Via also said their union lawyer recommended a Project 2025 reading group. They explained though it was a grueling task, it provided them with potential strategies and considerations for contractual safeguards.

“It’s easy to hear Trump is getting re-elected and panic, but then we need to sit down and plan on the wording they may use, anticipate, and how do we craft something future-proof against that type of policy,” Via said. “Being from Florida and the South, I try not to take things for granted that things are safe. Illinois seems safe now and probably will be for the foreseeable future, but being a blue state doesn’t mean you don’t have to worry about losing access.”

Samore said GETUP-AUW’s short-term strategy for responding to the second Trump administration is to first win a “good contract as fast as possible.” Longer-term, however, the union has been coalition-building and organizing within departments and across campus.

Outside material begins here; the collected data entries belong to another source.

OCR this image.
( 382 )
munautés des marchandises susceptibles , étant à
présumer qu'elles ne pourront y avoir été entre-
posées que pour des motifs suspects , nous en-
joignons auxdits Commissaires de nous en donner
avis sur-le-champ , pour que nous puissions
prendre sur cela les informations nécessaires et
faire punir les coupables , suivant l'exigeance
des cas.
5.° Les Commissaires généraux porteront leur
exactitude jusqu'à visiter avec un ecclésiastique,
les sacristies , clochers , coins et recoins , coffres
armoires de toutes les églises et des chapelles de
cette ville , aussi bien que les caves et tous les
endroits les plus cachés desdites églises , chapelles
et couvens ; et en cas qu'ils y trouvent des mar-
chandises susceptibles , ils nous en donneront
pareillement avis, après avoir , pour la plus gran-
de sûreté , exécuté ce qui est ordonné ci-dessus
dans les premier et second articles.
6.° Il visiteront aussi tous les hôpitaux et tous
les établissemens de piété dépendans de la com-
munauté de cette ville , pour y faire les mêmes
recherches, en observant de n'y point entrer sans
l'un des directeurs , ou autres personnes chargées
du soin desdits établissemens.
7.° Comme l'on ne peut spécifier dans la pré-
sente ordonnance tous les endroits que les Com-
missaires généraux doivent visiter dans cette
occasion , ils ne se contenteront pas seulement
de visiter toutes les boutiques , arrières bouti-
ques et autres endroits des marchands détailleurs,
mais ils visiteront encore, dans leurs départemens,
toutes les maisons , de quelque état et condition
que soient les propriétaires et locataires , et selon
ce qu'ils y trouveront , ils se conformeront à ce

“One thing that gives me hope is that the academic labor movement is in a different place compared to 2017,” Samore said. “It will be much harder to stop the wave of labor organizing happening now than it was in 2016 or 2017.”

In Arizona, Samore’s observation rings true: UCWAZ has taken the additional step of lobbying for the first time. In addition to negotiating with their Board of Regents, UCWAZ will also be focusing on pushing its representatives to create change and improve protections for their members alongside other unions in the state.

“We’re not the biggest union but we’ve had such an impact on all three [state] universities over the last few years,” Lopez said. “I wasn’t expecting us to have this much of an impact, and I’m excited to see what the future holds for us.”

“They’re having to listen to us now,” she said.